For other kinds of data, there are preferable small and large sample intervals and tests.

  • For binomial data, there’s lots of ways to compare two groups.
    • Relative risk, risk difference, odds ratio.
    • Chi-squared tests, normal approximations, exact tests.
  • For count data, there’s also Chi-squared tests and exact tests.
  • We’ll leave the discussions for comparing groups of data for binary and count data until covering glms in the regression class.
  • In addition, Mathematical Biostatistics Boot Camp 2 covers many special cases relevant to biostatistics.

Exercises

  1. For iid Gaussian data, the statistic \frac{\bar X - \mu}{s / \sqrt{n}} must follow a:
    • Z distribution
    • t distribution
  2. Paired differences T confidence intervals are useful when:
    • Pairs of observations are linked, such as when there is subject level matching or in a study with baseline and follow up measurements on all participants.
    • When there was randomization of a treatment between two independent groups.
  3. The assumption that the variances are equal for the independent group T interval means that:
    • The sample variances have to be nearly identical.
    • The population variances are identical, but the sample variances may be different.
  4. Load the data set mtcars in the datasets R package. Calculate a 95% confidence interval to the nearest MPG for the variable mpg. Watch a video solution and see written solutions.
  5. Suppose that standard deviation of 9 paired differences is $1$. What value would the average difference have to be so that the lower endpoint of a 95% students t confidence interval touches zero? Watch a video solution here and see the text here.
  6. An independent group Student’s T interval is used instead of a paired T interval when:
    • The observations are paired between the groups.
    • The observations between the groups are naturally assumed to be statistically independent.
    • As long as you do it correctly, either is fine.
    • More details are needed to answer this question. watch a discussion of this problem and see the text.
  7. Consider the mtcars dataset. Construct a 95% T interval for MPG comparing 4 to 6 cylinder cars (subtracting in the order of 4 - 6) assume a constant variance. Watch a video solution and see the text. 10.

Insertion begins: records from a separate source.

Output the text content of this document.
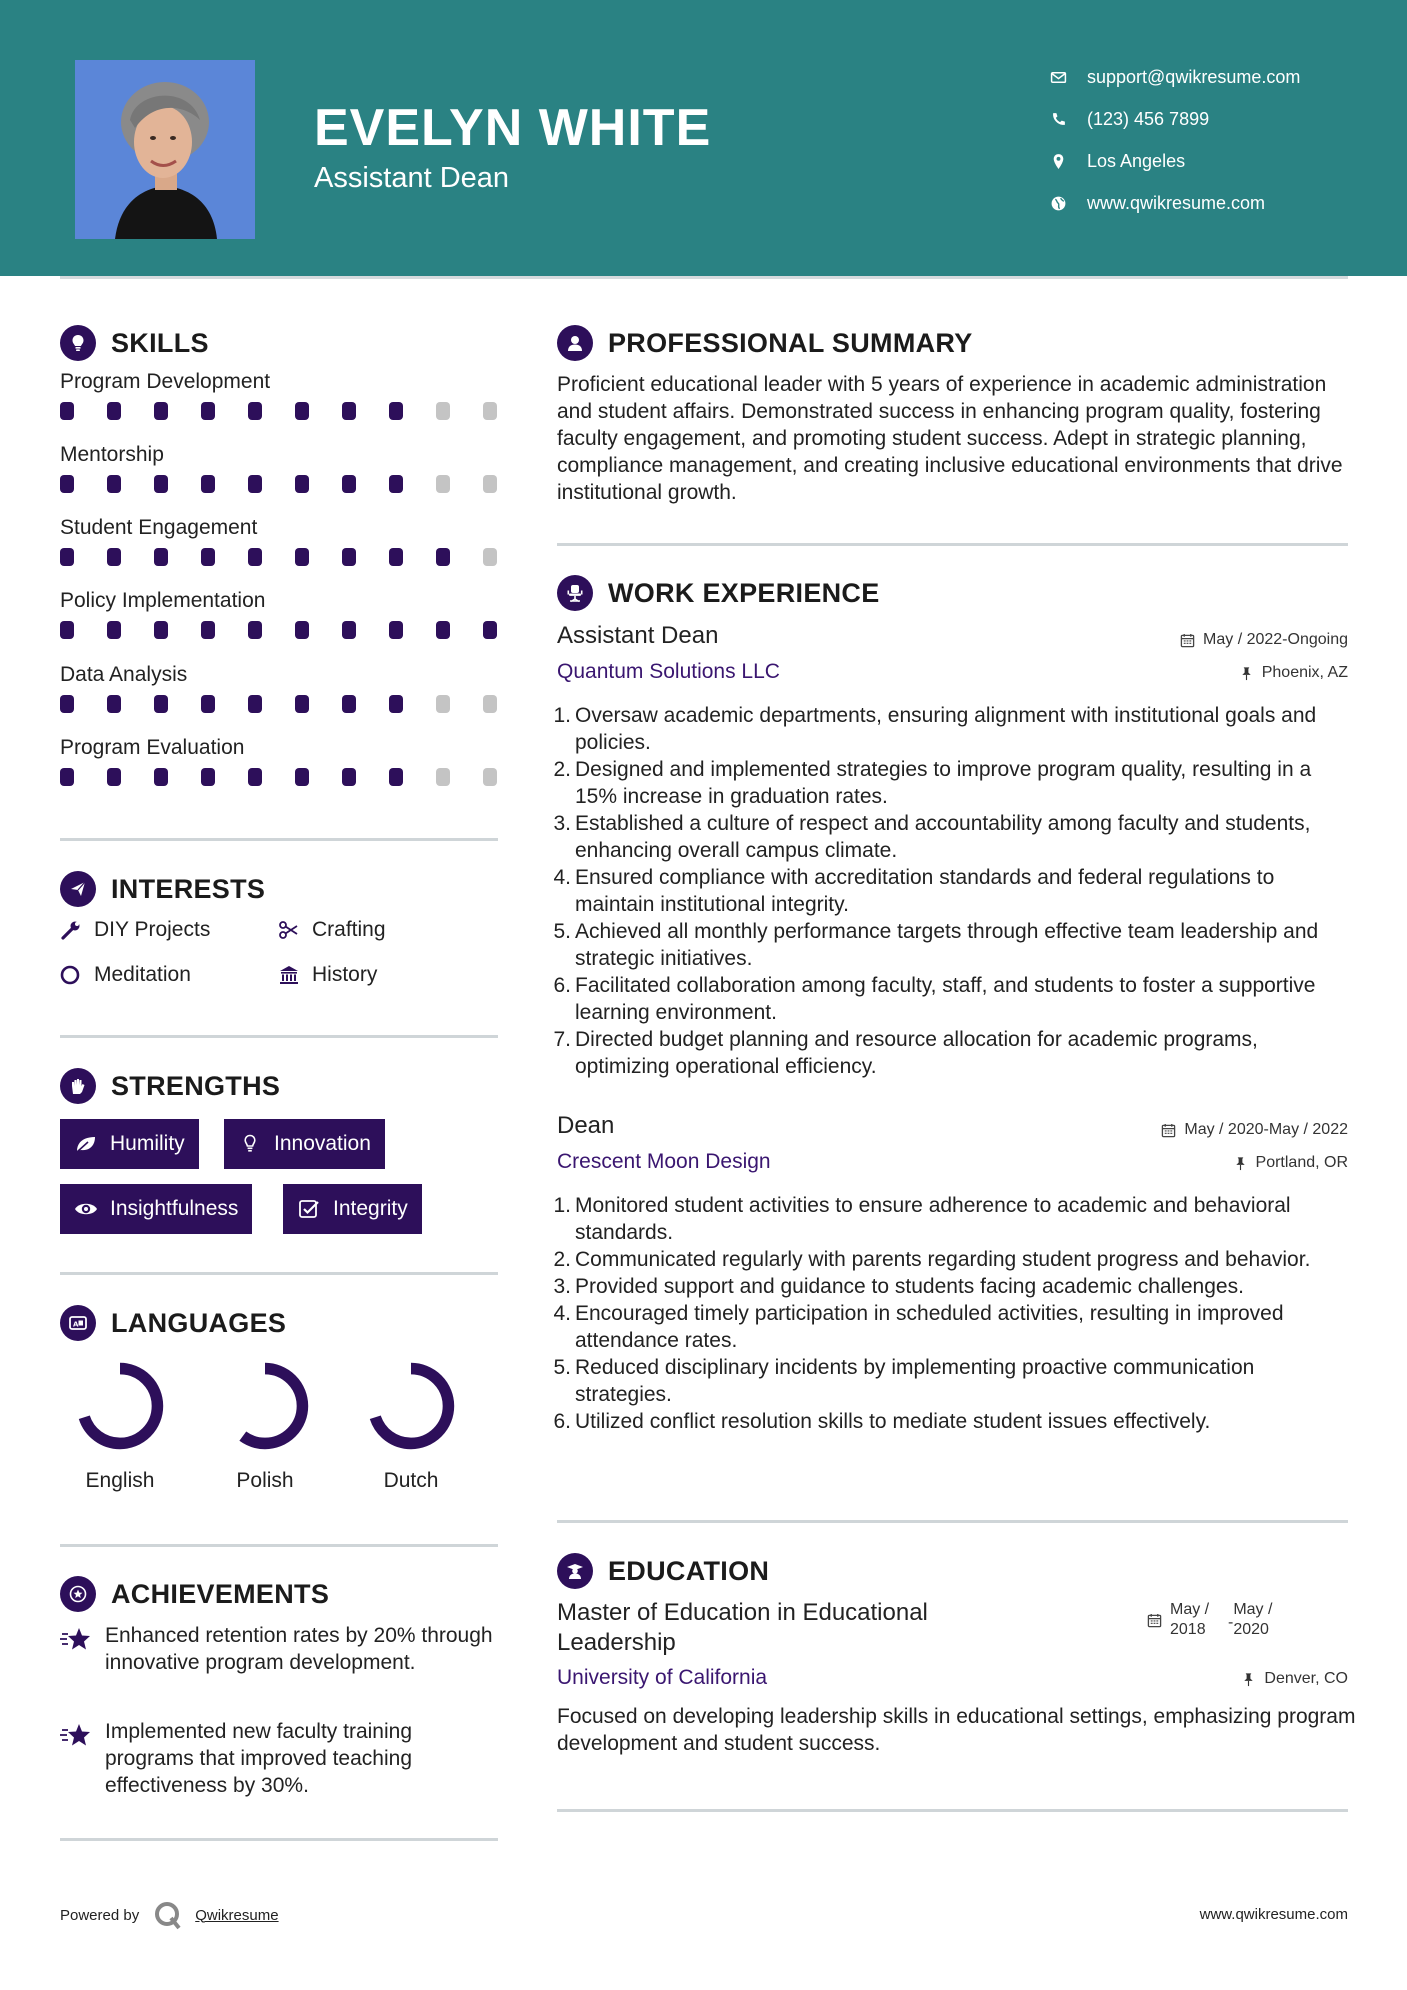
EVELYN WHITE
Assistant Dean
support@qwikresume.com
(123) 456 7899
Los Angeles
www.qwikresume.com
SKILLS
Program Development
Mentorship
Student Engagement
Policy Implementation
Data Analysis
Program Evaluation
INTERESTS
DIY Projects	Crafting
Meditation	History
STRENGTHS
Humility	Innovation
Insightfulness	Integrity
A LANGUAGES
English	Polish	Dutch
ACHIEVEMENTS
Enhanced retention rates by 20% through innovative program development.
Implemented new faculty training programs that improved teaching effectiveness by 30%.
PROFESSIONAL SUMMARY
Proficient educational leader with 5 years of experience in academic administration and student affairs. Demonstrated success in enhancing program quality, fostering faculty engagement, and promoting student success. Adept in strategic planning, compliance management, and creating inclusive educational environments that drive institutional growth.
WORK EXPERIENCE
Assistant Dean	May / 2022-Ongoing
Quantum Solutions LLC	Phoenix, AZ
1. Oversaw academic departments, ensuring alignment with institutional goals and policies.
2. Designed and implemented strategies to improve program quality, resulting in a 15% increase in graduation rates.
3. Established a culture of respect and accountability among faculty and students, enhancing overall campus climate.
4. Ensured compliance with accreditation standards and federal regulations to maintain institutional integrity.
5. Achieved all monthly performance targets through effective team leadership and strategic initiatives.
6. Facilitated collaboration among faculty, staff, and students to foster a supportive learning environment.
7. Directed budget planning and resource allocation for academic programs, optimizing operational efficiency.
Dean	May / 2020-May / 2022
Crescent Moon Design	Portland, OR
1. Monitored student activities to ensure adherence to academic and behavioral standards.
2. Communicated regularly with parents regarding student progress and behavior.
3. Provided support and guidance to students facing academic challenges.
4. Encouraged timely participation in scheduled activities, resulting in improved attendance rates.
5. Reduced disciplinary incidents by implementing proactive communication strategies.
6. Utilized conflict resolution skills to mediate student issues effectively.
EDUCATION
Master of Education in Educational Leadership
May / 2018	-
May / 2020
University of California	Denver, CO
Focused on developing leadership skills in educational settings, emphasizing program development and student success.
Powered by	Qwikresume	www.qwikresume.com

  8. If someone put a gun to your head and said “Your confidence interval must contain what it’s estimating or I’ll pull the trigger”, what would be the smart thing to do?

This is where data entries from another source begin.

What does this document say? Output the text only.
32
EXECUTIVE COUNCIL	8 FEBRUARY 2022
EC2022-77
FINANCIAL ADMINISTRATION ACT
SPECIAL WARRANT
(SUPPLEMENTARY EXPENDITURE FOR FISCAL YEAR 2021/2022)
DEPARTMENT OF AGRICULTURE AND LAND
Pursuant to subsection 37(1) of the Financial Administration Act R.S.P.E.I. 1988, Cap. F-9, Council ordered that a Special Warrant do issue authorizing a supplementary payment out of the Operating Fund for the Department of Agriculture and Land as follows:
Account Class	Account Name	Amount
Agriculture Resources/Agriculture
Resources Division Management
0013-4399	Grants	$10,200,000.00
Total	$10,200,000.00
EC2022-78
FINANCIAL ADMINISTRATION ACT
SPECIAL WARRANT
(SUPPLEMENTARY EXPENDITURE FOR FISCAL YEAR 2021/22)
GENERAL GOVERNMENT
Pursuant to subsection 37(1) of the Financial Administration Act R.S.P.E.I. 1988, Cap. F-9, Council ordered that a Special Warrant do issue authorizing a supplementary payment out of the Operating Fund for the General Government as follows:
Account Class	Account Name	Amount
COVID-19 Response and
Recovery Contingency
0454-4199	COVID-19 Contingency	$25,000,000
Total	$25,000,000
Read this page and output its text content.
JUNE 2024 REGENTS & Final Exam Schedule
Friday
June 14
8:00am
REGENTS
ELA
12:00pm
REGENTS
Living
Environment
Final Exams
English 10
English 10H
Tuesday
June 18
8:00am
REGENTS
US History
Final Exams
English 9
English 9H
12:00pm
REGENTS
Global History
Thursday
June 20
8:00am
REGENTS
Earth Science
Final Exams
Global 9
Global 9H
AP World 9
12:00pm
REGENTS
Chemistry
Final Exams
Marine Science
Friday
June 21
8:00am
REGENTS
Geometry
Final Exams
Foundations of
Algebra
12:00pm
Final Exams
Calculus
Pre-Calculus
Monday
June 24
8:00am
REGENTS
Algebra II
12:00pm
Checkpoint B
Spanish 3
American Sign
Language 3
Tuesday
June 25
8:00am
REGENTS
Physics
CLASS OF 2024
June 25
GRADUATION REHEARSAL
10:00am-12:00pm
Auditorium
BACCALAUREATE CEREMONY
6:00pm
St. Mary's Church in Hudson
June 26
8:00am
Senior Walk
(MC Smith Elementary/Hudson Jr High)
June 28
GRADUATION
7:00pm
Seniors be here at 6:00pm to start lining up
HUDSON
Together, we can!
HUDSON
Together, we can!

  9. Refer back to comparing MPG for 4 versus 6 cylinders (question 7). What do you conclude?
    • The interval is above zero, suggesting 6 is better than 4 in the terms of MPG.
    • The interval is above zero, suggesting 4 is better than 6 in the terms of MPG.
    • The interval does not tell you anything about the hypothesis test; you have to do the test.
    • The interval contains 0 suggesting no difference. Watch a video solution and see the text.
  10. Suppose that 18 obese subjects were randomized, 9 each, to a new diet pill and a placebo. Subjects’ body mass indices (BMIs) were measured at a baseline and again after having received the treatment or placebo for four weeks. The average difference from follow-up to the baseline (followup - baseline) was 3 kg/m2 for the treated group and 1 kg/m2 for the placebo group. The corresponding standard deviations of the differences was 1.5 kg/m2 for the treatment group and 1.8 kg/m2 for the placebo group. The study aims to answer whether the change in BMI over the four week period appear to differ between the treated and placebo groups. What is the pooled variance estimate? Watch a video solution here and see the text here.